A iniciativa da administração federal aproveitou a enorme repercussão do novo filme do Homem-Aranha, que recentemente assumiu a liderança mundial de bilheteria, para veicular uma mensagem sobre a fiscalização migratória. A estratégia, contudo, foi amplamente questionada por seu tom e pela apropriação de um ícone cultural para fins políticos.
A controvérsia da teia e o “amigão da vizinhança”
A imagem divulgada pela Casa Branca mostra uma longa fila de homens, vistos de costas, com as mãos atadas para trás e envoltos por uma teia de aranha. À direita, um agente do ICE, também de costas, com um colete tático, observa a cena. No topo da imagem, uma frase em inglês declara: “Estrangeiros ilegais criminosos serão capturados e deportados” (“Criminal illegal aliens will be caught and deported”).
A escolha da palavra “aliens” é particularmente notável, pois, embora seja o termo jurídico usado nos EUA para se referir a imigrantes indocumentados, também significa “alienígenas”. Essa dualidade de sentido, combinada com a teia de aranha, reforçou a alusão ao universo do Homem-Aranha.
A legenda da publicação oficial foi ainda mais explícita na referência ao personagem da Marvel, afirmando: “Os amigáveis agentes do ICE da sua vizinhança”. Essa frase é uma clara paródia do famoso slogan do herói, conhecido popularmente como “o amigão da vizinhança”, um epíteto que evoca proteção e ajuda comunitária.
O contexto da publicação é o sucesso estrondoso de “Homem-Aranha: Um Novo Dia”, que, uma semana após seu lançamento, superou “Toy Story 5” no ranking mundial de bilheterias, batendo recordes históricos de arrecadação em dias úteis nos Estados Unidos.

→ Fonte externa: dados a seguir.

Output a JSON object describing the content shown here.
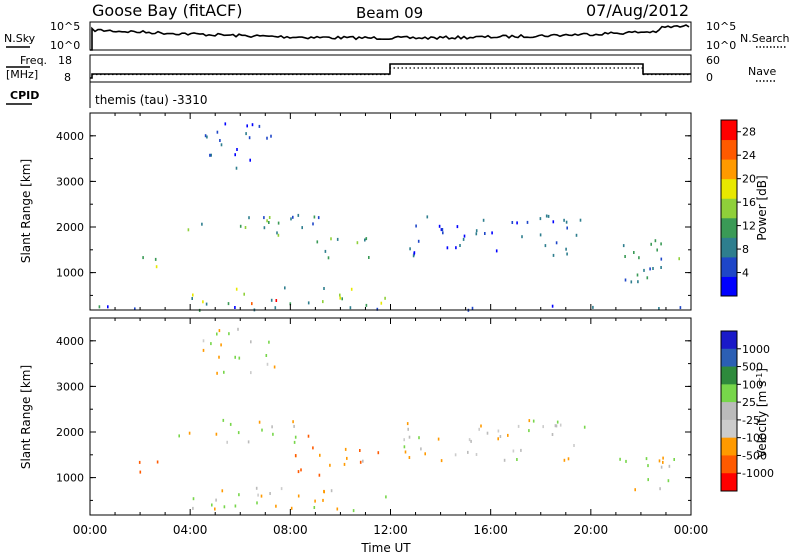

Repercussão imediata e a voz das redes sociais
A postagem da Casa Branca rapidamente se tornou um viral, mas não sem uma forte polarização. Apenas três horas após sua publicação, o conteúdo já acumulava mais de 128 mil curtidas, 9.000 comentários e 4.000 compartilhamentos. Enquanto uma parcela dos comentários expressava apoio à política do governo, a maioria das reações era de indignação e crítica.
Usuários das redes sociais inundaram a seção de comentários com frases como “não envolva o Homem-Aranha nisso”, argumentando que o espírito do herói, conhecido por sua compaixão e defesa dos mais vulneráveis, seria intrinsecamente contrário às políticas migratórias da atual administração. Muitos internautas marcaram as contas oficiais da Marvel e da Sony Pictures, questionando se as empresas haviam autorizado o uso da imagem do personagem.

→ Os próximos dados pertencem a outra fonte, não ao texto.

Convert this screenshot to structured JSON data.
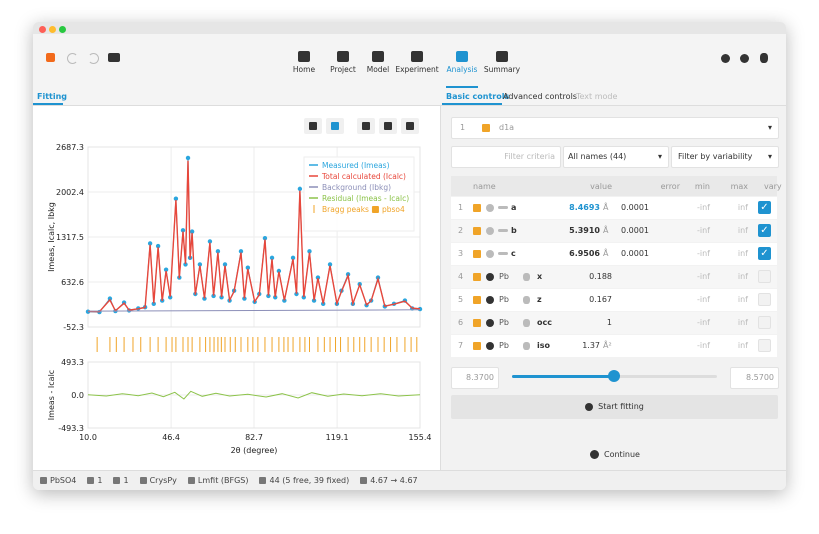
{
  "toolbar": {
    "items": [
      "Home",
      "Project",
      "Model",
      "Experiment",
      "Analysis",
      "Summary"
    ],
    "active": 4
  },
  "left_tab": "Fitting",
  "right_tabs": [
    "Basic controls",
    "Advanced controls",
    "Text mode"
  ],
  "right_tab_active": 0,
  "chart_data": {
    "type": "line",
    "x_label": "2θ (degree)",
    "y_label": "Imeas, Icalc, Ibkg",
    "residual_y_label": "Imeas - Icalc",
    "xlim": [
      10.0,
      155.4
    ],
    "xticks": [
      {
        "value": 10,
        "label": "10.0"
      },
      46.4,
      82.7,
      119.1,
      155.4
    ],
    "ylim": [
      -52.3,
      2687.3
    ],
    "yticks": [
      -52.3,
      632.6,
      1317.5,
      2002.4,
      2687.3
    ],
    "residual_ylim": [
      -493.3,
      493.3
    ],
    "residual_yticks": [
      -493.3,
      {
        "value": 0,
        "label": "0.0"
      },
      493.3
    ],
    "grid": true,
    "series": [
      {
        "name": "Measured (Imeas)",
        "color": "#2ba6de",
        "x": [
          10,
          15,
          19.6,
          22,
          25.8,
          28,
          32,
          35,
          37.2,
          38.8,
          40.7,
          42.5,
          44.2,
          46,
          48.5,
          50,
          51.6,
          52.7,
          53.8,
          54.7,
          55.6,
          57,
          59,
          61,
          63.4,
          65,
          66.9,
          68.5,
          70,
          72,
          74,
          77,
          78.5,
          80,
          83,
          85,
          87.5,
          89,
          90.6,
          92,
          93.6,
          96,
          99.8,
          101.3,
          102.8,
          104.5,
          107,
          109,
          110.7,
          113,
          116,
          119,
          121,
          123.9,
          126,
          129,
          132,
          134,
          137,
          140,
          144,
          148.8,
          152,
          155.4
        ],
        "values": [
          180,
          175,
          380,
          190,
          320,
          200,
          230,
          250,
          1220,
          300,
          1180,
          350,
          820,
          400,
          1900,
          700,
          1420,
          900,
          2520,
          1000,
          1400,
          450,
          900,
          380,
          1250,
          420,
          1100,
          400,
          900,
          350,
          500,
          1100,
          380,
          850,
          330,
          450,
          1300,
          420,
          1000,
          400,
          800,
          350,
          1000,
          450,
          2050,
          400,
          1100,
          350,
          700,
          300,
          900,
          300,
          500,
          750,
          300,
          600,
          280,
          350,
          700,
          260,
          300,
          350,
          230,
          220
        ]
      },
      {
        "name": "Total calculated (Icalc)",
        "color": "#e8473b",
        "x": [
          10,
          15,
          19.6,
          22,
          25.8,
          28,
          32,
          35,
          37.2,
          38.8,
          40.7,
          42.5,
          44.2,
          46,
          48.5,
          50,
          51.6,
          52.7,
          53.8,
          54.7,
          55.6,
          57,
          59,
          61,
          63.4,
          65,
          66.9,
          68.5,
          70,
          72,
          74,
          77,
          78.5,
          80,
          83,
          85,
          87.5,
          89,
          90.6,
          92,
          93.6,
          96,
          99.8,
          101.3,
          102.8,
          104.5,
          107,
          109,
          110.7,
          113,
          116,
          119,
          121,
          123.9,
          126,
          129,
          132,
          134,
          137,
          140,
          144,
          148.8,
          152,
          155.4
        ],
        "values": [
          185,
          180,
          360,
          195,
          310,
          205,
          225,
          245,
          1200,
          310,
          1160,
          345,
          800,
          410,
          1880,
          690,
          1400,
          910,
          2480,
          990,
          1380,
          440,
          880,
          385,
          1230,
          425,
          1080,
          405,
          880,
          355,
          490,
          1080,
          385,
          830,
          335,
          440,
          1280,
          425,
          980,
          405,
          790,
          355,
          980,
          455,
          2020,
          405,
          1080,
          355,
          690,
          305,
          880,
          305,
          490,
          730,
          305,
          590,
          285,
          345,
          680,
          265,
          295,
          340,
          235,
          225
        ]
      },
      {
        "name": "Background (Ibkg)",
        "color": "#8c8fb8",
        "x": [
          10,
          155.4
        ],
        "values": [
          190,
          210
        ]
      },
      {
        "name": "Residual (Imeas - Icalc)",
        "color": "#8cc34a",
        "axis": "residual",
        "x": [
          10,
          18,
          25,
          32,
          38,
          43,
          48,
          52,
          55,
          60,
          66,
          72,
          80,
          88,
          95,
          102,
          108,
          115,
          122,
          130,
          138,
          146,
          155.4
        ],
        "values": [
          5,
          -15,
          20,
          -10,
          30,
          -25,
          40,
          -60,
          55,
          -20,
          25,
          -15,
          10,
          -30,
          20,
          -45,
          35,
          -20,
          15,
          -10,
          20,
          -15,
          5
        ]
      }
    ],
    "bragg": {
      "name": "Bragg peaks",
      "phase": "pbso4",
      "color": "#f0a428",
      "positions": [
        14,
        19.6,
        22.4,
        25.8,
        29.7,
        33.1,
        37.2,
        40.7,
        44.2,
        46.8,
        48.5,
        51.6,
        53.8,
        55.6,
        59,
        61.5,
        63.4,
        65.2,
        66.9,
        68.4,
        70,
        72.3,
        74.5,
        77,
        80,
        82.2,
        84.4,
        87.5,
        90.6,
        93.6,
        95.8,
        97.6,
        99.8,
        102.8,
        105,
        107,
        110.7,
        113.5,
        116,
        118.4,
        120.6,
        123.9,
        126.4,
        129,
        131.2,
        134,
        137,
        139.7,
        142.5,
        145.3,
        148.8,
        151.5,
        154
      ]
    }
  },
  "experiment_selector": {
    "index": "1",
    "name": "d1a"
  },
  "filters": {
    "criteria_placeholder": "Filter criteria",
    "names": "All names (44)",
    "variability": "Filter by variability"
  },
  "table": {
    "headers": [
      "name",
      "value",
      "error",
      "min",
      "max",
      "vary"
    ],
    "rows": [
      {
        "index": "1",
        "name": "a",
        "value": "8.4693",
        "unit": "Å",
        "error": "0.0001",
        "min": "-inf",
        "max": "inf",
        "vary": true,
        "selected": true
      },
      {
        "index": "2",
        "name": "b",
        "value": "5.3910",
        "unit": "Å",
        "error": "0.0001",
        "min": "-inf",
        "max": "inf",
        "vary": true
      },
      {
        "index": "3",
        "name": "c",
        "value": "6.9506",
        "unit": "Å",
        "error": "0.0001",
        "min": "-inf",
        "max": "inf",
        "vary": true
      },
      {
        "index": "4",
        "atom": "Pb",
        "name": "x",
        "value": "0.188",
        "min": "-inf",
        "max": "inf",
        "vary": false
      },
      {
        "index": "5",
        "atom": "Pb",
        "name": "z",
        "value": "0.167",
        "min": "-inf",
        "max": "inf",
        "vary": false
      },
      {
        "index": "6",
        "atom": "Pb",
        "name": "occ",
        "value": "1",
        "min": "-inf",
        "max": "inf",
        "vary": false
      },
      {
        "index": "7",
        "atom": "Pb",
        "name": "iso",
        "value": "1.37",
        "unit": "Å²",
        "min": "-inf",
        "max": "inf",
        "vary": false
      }
    ]
  },
  "slider": {
    "min": "8.3700",
    "max": "8.5700"
  },
  "buttons": {
    "start": "Start fitting",
    "continue": "Continue"
  },
  "status_bar": [
    "PbSO4",
    "1",
    "1",
    "CrysPy",
    "Lmfit (BFGS)",
    "44 (5 free, 39 fixed)",
    "4.67 → 4.67"
  ]
}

A discussão ganhou profundidade com lembranças de que o Homem-Aranha já atuou em histórias em quadrinhos protegendo imigrantes indocumentados, como na edição nº 137 de “Spectacular Spider-Man”. Além disso, a nacionalidade britânica do ator Tom Holland, que interpreta o Homem-Aranha nos cinemas, foi citada como um ponto irônico, já que ele próprio é um estrangeiro nos EUA.
Precedentes e o endurecimento da política migratória
Esta não é a primeira vez que o governo de Donald Trump recorre a símbolos da cultura pop para promover suas políticas de deportação. Em julho, a Casa Branca utilizou a música “La Mudanza”, do artista porto-riquenho Bad Bunny, como trilha sonora de um vídeo oficial que mostrava agentes do ICE realizando prisões. A ironia reside no fato de que Bad Bunny é um crítico vocal das políticas migratórias republicanas, tendo inclusive pedido o fim da atuação da agência em um discurso no Grammy.

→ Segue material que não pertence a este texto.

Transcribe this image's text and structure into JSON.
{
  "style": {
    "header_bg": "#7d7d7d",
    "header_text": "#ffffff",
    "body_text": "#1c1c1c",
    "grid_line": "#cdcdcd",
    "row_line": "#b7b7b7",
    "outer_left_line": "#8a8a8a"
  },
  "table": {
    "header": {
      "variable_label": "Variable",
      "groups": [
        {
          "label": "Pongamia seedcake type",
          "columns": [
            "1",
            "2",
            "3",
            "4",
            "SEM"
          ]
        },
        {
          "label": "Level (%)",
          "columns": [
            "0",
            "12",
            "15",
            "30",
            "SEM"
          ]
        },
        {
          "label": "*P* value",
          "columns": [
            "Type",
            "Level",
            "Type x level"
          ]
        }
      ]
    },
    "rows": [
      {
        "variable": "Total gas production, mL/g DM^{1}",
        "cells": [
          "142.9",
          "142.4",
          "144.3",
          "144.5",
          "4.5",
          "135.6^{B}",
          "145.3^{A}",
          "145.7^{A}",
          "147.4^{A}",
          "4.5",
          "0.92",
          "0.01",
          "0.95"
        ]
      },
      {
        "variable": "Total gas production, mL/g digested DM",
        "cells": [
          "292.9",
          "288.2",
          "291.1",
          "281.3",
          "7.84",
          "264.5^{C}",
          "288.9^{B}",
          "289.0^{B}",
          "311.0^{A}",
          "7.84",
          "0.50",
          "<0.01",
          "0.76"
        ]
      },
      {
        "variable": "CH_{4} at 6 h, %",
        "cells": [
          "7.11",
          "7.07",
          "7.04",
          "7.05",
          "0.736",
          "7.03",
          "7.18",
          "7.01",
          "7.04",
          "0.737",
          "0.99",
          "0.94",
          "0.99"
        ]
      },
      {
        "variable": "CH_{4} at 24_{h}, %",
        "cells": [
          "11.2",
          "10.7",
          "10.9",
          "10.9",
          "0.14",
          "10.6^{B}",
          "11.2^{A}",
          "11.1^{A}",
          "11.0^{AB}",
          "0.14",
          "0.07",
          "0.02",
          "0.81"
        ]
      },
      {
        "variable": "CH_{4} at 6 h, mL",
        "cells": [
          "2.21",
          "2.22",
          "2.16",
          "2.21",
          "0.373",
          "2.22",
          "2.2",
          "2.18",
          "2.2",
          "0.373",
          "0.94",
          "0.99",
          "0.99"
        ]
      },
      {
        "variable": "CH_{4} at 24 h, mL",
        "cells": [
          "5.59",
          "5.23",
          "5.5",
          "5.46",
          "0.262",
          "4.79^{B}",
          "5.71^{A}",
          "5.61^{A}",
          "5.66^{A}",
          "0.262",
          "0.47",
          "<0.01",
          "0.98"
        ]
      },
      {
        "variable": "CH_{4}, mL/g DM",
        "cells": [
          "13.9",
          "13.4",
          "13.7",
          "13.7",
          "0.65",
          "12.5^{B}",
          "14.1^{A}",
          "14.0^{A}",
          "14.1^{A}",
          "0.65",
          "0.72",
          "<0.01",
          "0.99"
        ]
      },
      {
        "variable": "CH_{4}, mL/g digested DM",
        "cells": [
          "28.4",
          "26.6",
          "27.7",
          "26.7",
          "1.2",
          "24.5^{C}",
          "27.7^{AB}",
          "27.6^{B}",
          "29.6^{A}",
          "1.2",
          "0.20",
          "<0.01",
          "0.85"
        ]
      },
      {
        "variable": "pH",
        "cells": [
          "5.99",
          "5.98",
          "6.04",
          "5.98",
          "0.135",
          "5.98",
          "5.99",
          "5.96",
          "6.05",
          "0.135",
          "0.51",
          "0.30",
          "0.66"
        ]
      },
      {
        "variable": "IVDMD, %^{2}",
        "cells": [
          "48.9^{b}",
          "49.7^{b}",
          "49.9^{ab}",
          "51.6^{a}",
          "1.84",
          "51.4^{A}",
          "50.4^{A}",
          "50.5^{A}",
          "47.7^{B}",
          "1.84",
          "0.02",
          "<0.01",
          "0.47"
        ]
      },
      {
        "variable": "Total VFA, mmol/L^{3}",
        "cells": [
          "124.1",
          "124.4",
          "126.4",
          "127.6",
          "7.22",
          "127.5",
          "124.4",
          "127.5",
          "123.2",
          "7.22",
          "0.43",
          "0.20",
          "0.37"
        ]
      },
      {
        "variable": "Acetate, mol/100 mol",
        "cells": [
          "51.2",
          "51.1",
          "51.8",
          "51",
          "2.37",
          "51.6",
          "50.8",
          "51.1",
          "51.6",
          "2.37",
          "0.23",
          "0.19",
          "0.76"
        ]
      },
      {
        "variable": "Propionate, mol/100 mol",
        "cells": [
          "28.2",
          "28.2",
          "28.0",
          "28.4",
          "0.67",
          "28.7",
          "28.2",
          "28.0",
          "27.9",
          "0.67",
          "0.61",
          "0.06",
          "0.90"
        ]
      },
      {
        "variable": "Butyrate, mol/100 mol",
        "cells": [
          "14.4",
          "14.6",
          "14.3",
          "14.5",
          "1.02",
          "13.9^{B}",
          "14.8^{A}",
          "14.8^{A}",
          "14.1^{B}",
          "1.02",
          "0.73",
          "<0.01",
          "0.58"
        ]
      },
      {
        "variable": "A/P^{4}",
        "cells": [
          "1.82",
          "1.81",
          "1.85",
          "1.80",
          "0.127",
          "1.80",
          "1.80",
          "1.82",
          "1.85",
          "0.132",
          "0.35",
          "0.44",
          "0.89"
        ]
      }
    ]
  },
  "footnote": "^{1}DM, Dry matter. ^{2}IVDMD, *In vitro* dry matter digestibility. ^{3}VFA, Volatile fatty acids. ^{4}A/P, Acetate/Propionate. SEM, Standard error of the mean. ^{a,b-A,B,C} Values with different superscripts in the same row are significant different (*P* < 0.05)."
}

A postagem recente da Casa Branca reflete um momento de intensificação na fiscalização de imigrantes por parte da administração Trump, com ações que se estendem inclusive a aeroportos do país. Dados recentes indicam um aumento significativo nas detenções: em junho, foram registradas mais de 46 mil prisões sob custódia do ICE, o que representa uma média alarmante de 1.500 detenções por dia, conforme reportado pela rede CBS e outras fontes como o Migration Policy Institute.
Entre os casos que ganharam repercussão está o do brasileiro Thiago Brito, professor de jiu-jítsu, que foi detido pela agência no aeroporto da Filadélfia no final de julho. Sua prisão mobilizou alunos e a comunidade em uma campanha por sua soltura, evidenciando o impacto humano dessas políticas.